We used to have PhotoPrism as our go-to gallery software, but Immich is superior. While NextCloud does have sync and gallery capabilities, it doesn't even come close.
The Fediverse is a distributed social network. Anyone can run their own server and interact with users on other servers. Picture it kind of like Twitter but without a recommendation algorithm, better moderation, and with no overall control. While there are huge instances with tens of thousands of users, we have just one user - this writer. We went with Akkoma over Mastodon, Pleroma, or Misskey, because Akkoma's ease-of deployment, cool features, and because we liked the name.
A directory-first image gallery. It doesn't have as many bells and whistles as Immich or PhotoPrism, but we have some specialised use cases for PiGallery2. It's neat, and it's very fast.
How many visitors did Linux Impact have last month? Was it 10 or 10,000? Actually, it was 10,235. Not amazing, but not too shabby considering the site only came online part-way through November.
Without an Analytics package, we wouldn't know that. We wouldn't know which articles were doing well, or what people liked to read. We'd be shouting into the void, and frankly, we don't think our ego could take the hit.
Google Analytics is the dominant analytics solution for most sites, but it tracks users round the web, and is generally invasive. We don't like it.
In contrast, Matomo is privacy-friendly, and GDPR compliant - offering a huge raft of metrics useful to anyone with a website.
Having your own server means you can offer free hosting to friends and family. WordPress is simple to use and administer, meaning it's a perfect choice for the less tech-savvy. We're currently hosting two WordPress sites for the fam.
Trilium Notes is, in our opinion, the best alternative to Evernote. Infinite notebooks! Infinite notes! Graphs! Mindmaps! Code!
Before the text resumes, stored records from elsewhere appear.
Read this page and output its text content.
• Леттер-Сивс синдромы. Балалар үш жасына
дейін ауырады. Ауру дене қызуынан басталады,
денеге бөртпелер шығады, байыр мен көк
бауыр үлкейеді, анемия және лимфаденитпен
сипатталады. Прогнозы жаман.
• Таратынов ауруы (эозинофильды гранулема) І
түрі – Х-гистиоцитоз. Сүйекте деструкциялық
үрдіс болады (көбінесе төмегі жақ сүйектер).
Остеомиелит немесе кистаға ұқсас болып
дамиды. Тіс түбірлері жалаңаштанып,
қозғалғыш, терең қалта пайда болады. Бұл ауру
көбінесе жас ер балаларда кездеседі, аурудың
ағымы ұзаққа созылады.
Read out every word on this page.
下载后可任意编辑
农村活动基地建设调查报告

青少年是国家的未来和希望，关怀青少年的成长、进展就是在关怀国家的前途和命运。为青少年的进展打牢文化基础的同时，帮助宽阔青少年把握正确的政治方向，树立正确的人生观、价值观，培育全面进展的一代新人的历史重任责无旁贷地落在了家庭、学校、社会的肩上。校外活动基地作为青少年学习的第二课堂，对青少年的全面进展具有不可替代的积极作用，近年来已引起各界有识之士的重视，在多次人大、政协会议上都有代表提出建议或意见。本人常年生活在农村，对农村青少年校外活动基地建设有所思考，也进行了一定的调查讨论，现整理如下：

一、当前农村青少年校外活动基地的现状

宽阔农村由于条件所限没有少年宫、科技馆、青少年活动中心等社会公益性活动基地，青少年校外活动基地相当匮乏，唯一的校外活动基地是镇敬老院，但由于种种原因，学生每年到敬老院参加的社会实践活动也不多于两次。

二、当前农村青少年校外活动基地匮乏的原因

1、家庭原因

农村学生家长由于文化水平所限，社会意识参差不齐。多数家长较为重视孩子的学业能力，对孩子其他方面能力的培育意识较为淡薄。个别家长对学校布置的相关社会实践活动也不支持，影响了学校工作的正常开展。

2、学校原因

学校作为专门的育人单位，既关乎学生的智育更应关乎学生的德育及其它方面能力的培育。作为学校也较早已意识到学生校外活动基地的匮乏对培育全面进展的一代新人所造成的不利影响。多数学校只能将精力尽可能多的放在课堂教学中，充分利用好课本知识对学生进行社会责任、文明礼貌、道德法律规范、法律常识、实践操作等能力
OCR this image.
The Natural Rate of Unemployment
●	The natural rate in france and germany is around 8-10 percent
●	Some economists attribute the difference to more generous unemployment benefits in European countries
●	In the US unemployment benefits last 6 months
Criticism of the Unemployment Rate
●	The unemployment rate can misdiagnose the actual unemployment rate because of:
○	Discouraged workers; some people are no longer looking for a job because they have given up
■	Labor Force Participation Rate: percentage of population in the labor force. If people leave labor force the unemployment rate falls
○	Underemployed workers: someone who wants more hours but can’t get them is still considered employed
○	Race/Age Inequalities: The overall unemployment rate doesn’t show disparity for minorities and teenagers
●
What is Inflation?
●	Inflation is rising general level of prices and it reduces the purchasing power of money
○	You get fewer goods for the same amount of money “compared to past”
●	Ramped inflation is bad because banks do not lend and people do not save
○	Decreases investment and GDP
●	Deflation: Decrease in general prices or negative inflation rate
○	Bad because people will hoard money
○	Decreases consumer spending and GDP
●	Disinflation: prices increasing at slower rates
Seriously, it's a great piece of software, it's Free, and although we've only been using it for a few days, we can tell it's a keeper.
How many Raspberry Pi self-hosted services?
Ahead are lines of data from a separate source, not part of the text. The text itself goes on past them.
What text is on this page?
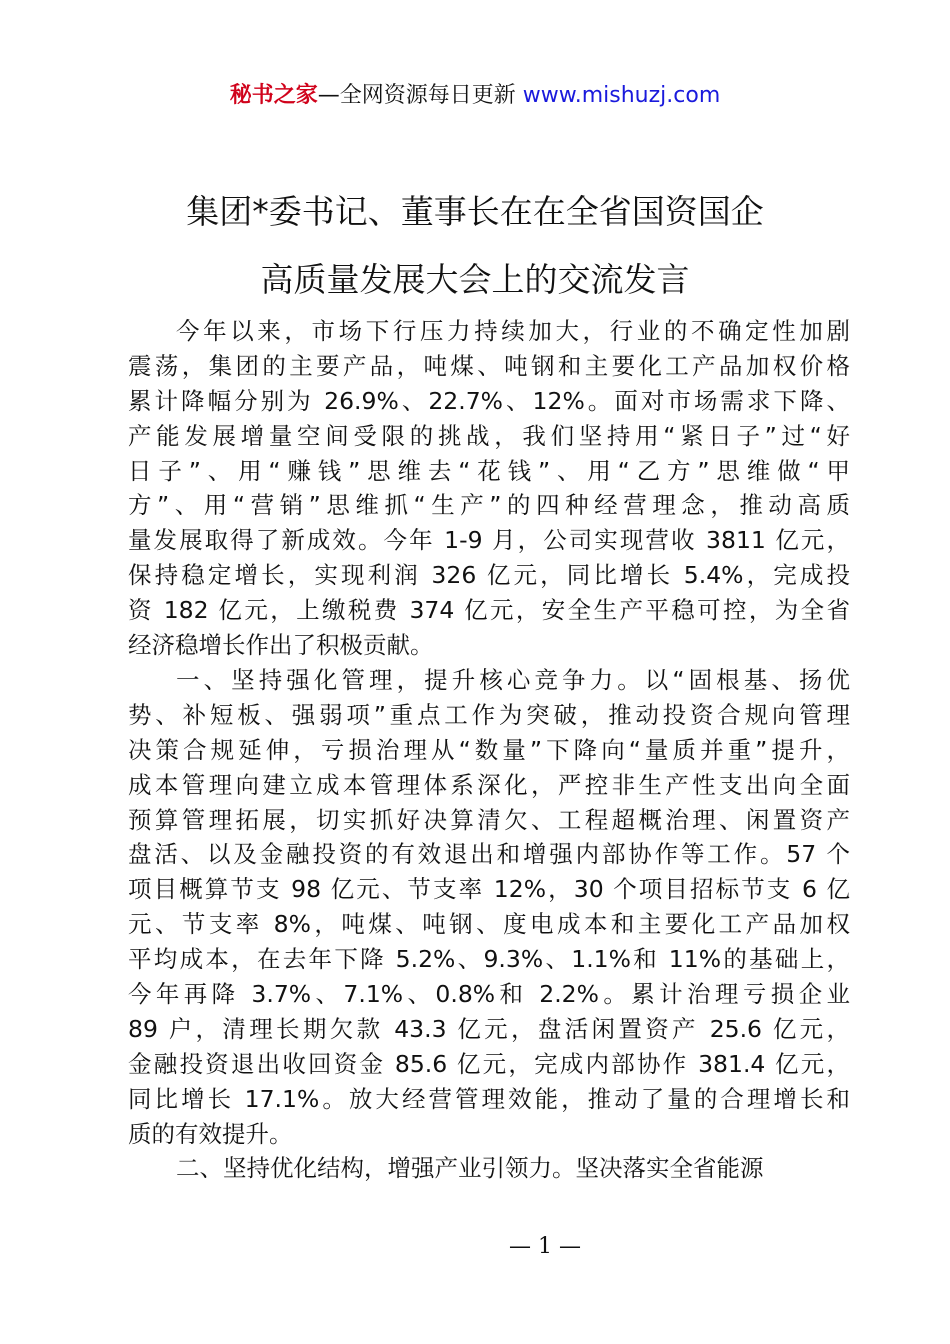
秘书之家—全网资源每日更新 www.mishuzj.com
集团*委书记、董事长在在全省国资国企
高质量发展大会上的交流发言
今年以来，市场下行压力持续加大，行业的不确定性加剧
震荡，集团的主要产品，吨煤、吨钢和主要化工产品加权价格
累计降幅分别为 26.9%、22.7%、12%。面对市场需求下降、
产能发展增量空间受限的挑战，我们坚持用“紧日子”过“好
日子”、用“赚钱”思维去“花钱”、用“乙方”思维做“甲
方”、用“营销”思维抓“生产”的四种经营理念，推动高质
量发展取得了新成效。今年 1-9 月，公司实现营收 3811 亿元，
保持稳定增长，实现利润 326 亿元，同比增长 5.4%，完成投
资 182 亿元，上缴税费 374 亿元，安全生产平稳可控，为全省
经济稳增长作出了积极贡献。
一、坚持强化管理，提升核心竞争力。以“固根基、扬优
势、补短板、强弱项”重点工作为突破，推动投资合规向管理
决策合规延伸，亏损治理从“数量”下降向“量质并重”提升，
成本管理向建立成本管理体系深化，严控非生产性支出向全面
预算管理拓展，切实抓好决算清欠、工程超概治理、闲置资产
盘活、以及金融投资的有效退出和增强内部协作等工作。57 个
项目概算节支 98 亿元、节支率 12%，30 个项目招标节支 6 亿
元、节支率 8%，吨煤、吨钢、度电成本和主要化工产品加权
平均成本，在去年下降 5.2%、9.3%、1.1%和 11%的基础上，
今年再降 3.7%、7.1%、0.8%和 2.2%。累计治理亏损企业
89 户，清理长期欠款 43.3 亿元，盘活闲置资产 25.6 亿元，
金融投资退出收回资金 85.6 亿元，完成内部协作 381.4 亿元，
同比增长 17.1%。放大经营管理效能，推动了量的合理增长和
质的有效提升。
二、坚持优化结构，增强产业引领力。坚决落实全省能源
— 1 —
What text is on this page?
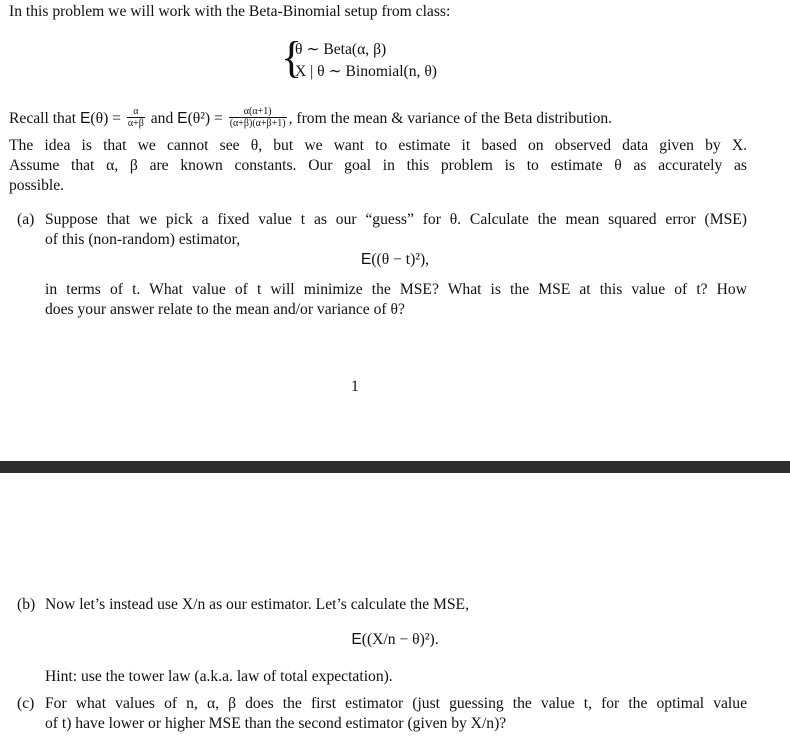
In this problem we will work with the Beta-Binomial setup from class:
{
θ ∼ Beta(α, β)
X | θ ∼ Binomial(n, θ)
Recall that $E(\theta) = \frac{\alpha}{\alpha+\beta}$ and $E(\theta^2) = \frac{\alpha(\alpha+1)}{(\alpha+\beta)(\alpha+\beta+1)}$ , from the mean & variance of the Beta distribution.
The idea is that we cannot see θ, but we want to estimate it based on observed data given by X.
Assume that α, β are known constants. Our goal in this problem is to estimate θ as accurately as
possible.
(a) Suppose that we pick a fixed value t as our “guess” for θ. Calculate the mean squared error (MSE)
of this (non-random) estimator,
E((θ − t)²),
in terms of t. What value of t will minimize the MSE? What is the MSE at this value of t? How
does your answer relate to the mean and/or variance of θ?
1
(b) Now let’s instead use X/n as our estimator. Let’s calculate the MSE,
E((X/n − θ)²).
Hint: use the tower law (a.k.a. law of total expectation).
(c) For what values of n, α, β does the first estimator (just guessing the value t, for the optimal value
of t) have lower or higher MSE than the second estimator (given by X/n)?
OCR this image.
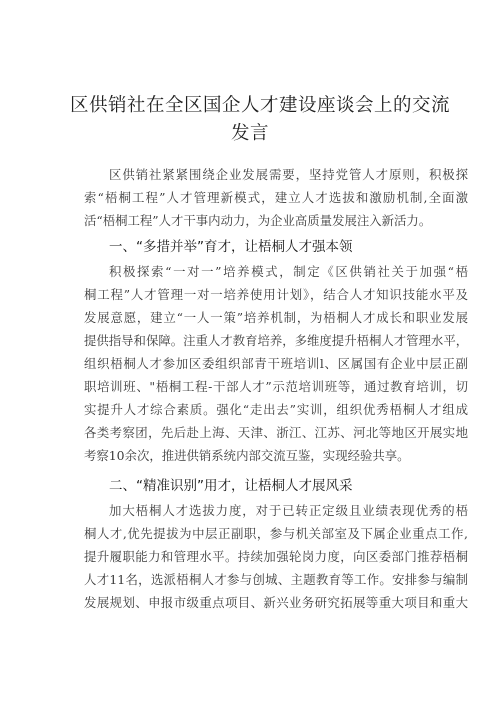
区供销社在全区国企人才建设座谈会上的交流
发言
区供销社紧紧围绕企业发展需要，坚持党管人才原则，积极探
索“梧桐工程”人才管理新模式，建立人才选拔和激励机制,全面激
活“梧桐工程”人才干事内动力，为企业高质量发展注入新活力。
一、“多措并举”育才，让梧桐人才强本领
积极探索“一对一”培养模式，制定《区供销社关于加强“梧
桐工程”人才管理一对一培养使用计划》，结合人才知识技能水平及
发展意愿，建立“一人一策”培养机制，为梧桐人才成长和职业发展
提供指导和保障。注重人才教育培养，多维度提升梧桐人才管理水平，
组织梧桐人才参加区委组织部青干班培训l、区属国有企业中层正副
职培训班、"梧桐工程-干部人才”示范培训班等，通过教育培训，切
实提升人才综合素质。强化“走出去”实训，组织优秀梧桐人才组成
各类考察团，先后赴上海、天津、浙江、江苏、河北等地区开展实地
考察10余次，推进供销系统内部交流互鉴，实现经验共享。
二、“精准识别”用才，让梧桐人才展风采
加大梧桐人才选拔力度，对于已转正定级且业绩表现优秀的梧
桐人才,优先提拔为中层正副职，参与机关部室及下属企业重点工作,
提升履职能力和管理水平。持续加强轮岗力度，向区委部门推荐梧桐
人才11名，选派梧桐人才参与创城、主题教育等工作。安排参与编制
发展规划、申报市级重点项目、新兴业务研究拓展等重大项目和重大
We don't know. According to our quick enumeration, it's at least 16, plus various static sites we're not counting, and an old Ghost install floating around like a phantom. Is there an upper limit? Maybe.
We're not stopping though - all the services we've deployed are regularly used by a family-sized unit, and we'll continue to add more services as more cool projects come to our attention. If you're serving more than a fistful of users, you may want to consider something beefier, such as a Raspberry Pi 5 or a Mini PC.